Sam drags a finger through the puddle of blood in his palm, thick and precious, making little patterns across his hand. He’s not wasting it, not giving up even a taste of its undiluted energy, because he knows he’ll end up licking every fleck from his fingers anyway, one by one. Ruby had just given him some more, hadn’t even cautioned him about making it last, so he tips another drop out of the flask and then sucks it all into his mouth. He tongues at the creases of his hand, lapping blood straight from his lifeline, and waits for the rejuvenating tingle to clear his head. 

Only once his hands are clean, once he’s scraped his teeth under every fingernail, does he let the shame burn hot on the back of his neck. Except – no. Not this time. The remorse is always brightest when he’s sated but he rolls it off, lets it slip from his shoulders ‘til he can imagine it crumpled on the sidewalk, something he can just walk away from. 

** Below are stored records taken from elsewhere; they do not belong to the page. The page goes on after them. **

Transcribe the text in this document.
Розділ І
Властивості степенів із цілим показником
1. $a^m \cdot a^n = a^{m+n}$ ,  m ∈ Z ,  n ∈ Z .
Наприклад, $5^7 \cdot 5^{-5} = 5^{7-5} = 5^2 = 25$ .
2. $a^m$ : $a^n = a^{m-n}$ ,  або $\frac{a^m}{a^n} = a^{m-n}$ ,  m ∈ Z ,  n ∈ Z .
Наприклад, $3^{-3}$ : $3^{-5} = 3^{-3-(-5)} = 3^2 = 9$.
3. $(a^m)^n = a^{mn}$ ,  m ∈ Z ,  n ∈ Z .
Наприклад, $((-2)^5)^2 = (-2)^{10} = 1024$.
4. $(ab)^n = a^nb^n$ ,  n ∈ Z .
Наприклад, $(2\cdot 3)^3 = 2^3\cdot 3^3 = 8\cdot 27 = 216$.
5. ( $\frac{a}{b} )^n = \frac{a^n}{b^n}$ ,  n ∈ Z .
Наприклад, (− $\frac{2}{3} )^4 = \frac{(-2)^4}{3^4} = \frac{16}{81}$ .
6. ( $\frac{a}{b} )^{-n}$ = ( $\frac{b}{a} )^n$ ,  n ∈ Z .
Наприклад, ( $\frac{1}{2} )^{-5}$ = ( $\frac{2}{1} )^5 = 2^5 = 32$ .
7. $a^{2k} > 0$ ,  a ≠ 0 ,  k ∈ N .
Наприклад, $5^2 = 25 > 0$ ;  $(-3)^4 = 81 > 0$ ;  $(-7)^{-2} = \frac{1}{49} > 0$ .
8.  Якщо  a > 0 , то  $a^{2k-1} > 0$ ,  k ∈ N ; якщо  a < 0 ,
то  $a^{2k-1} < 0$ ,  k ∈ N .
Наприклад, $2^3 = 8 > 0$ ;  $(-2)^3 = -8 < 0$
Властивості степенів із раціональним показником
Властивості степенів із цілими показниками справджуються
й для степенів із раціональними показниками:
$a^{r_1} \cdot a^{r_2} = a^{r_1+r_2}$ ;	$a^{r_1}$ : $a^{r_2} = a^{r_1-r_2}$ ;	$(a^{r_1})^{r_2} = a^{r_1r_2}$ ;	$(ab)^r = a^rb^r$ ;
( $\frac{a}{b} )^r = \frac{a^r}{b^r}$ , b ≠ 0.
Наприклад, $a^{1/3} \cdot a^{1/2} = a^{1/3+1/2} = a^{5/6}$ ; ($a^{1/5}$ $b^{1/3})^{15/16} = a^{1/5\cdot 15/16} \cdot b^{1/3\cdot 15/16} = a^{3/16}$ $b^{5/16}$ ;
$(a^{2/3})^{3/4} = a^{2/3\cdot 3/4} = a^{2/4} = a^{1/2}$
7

Dean can try to beat the shame back into him some more, Sam’ll let him, but it won’t change Sam’s mind. He had already tried to lay the mother of all heavenly guilt on him – that God himself had a finger to shake at Sam Winchester – but that was before Dean admitted where _he_ had been all night. And what he’d found out.

Sam’s almost grateful, in a way, for a _reason_. To finally know why, no matter where he is, someplace else feels like home. Homes are supposed to be made of worn rugs, comfortable doorways and shared bedtime rituals that bring families closer, not the lump of a foreign pillow and grunts of _don’t wait up_.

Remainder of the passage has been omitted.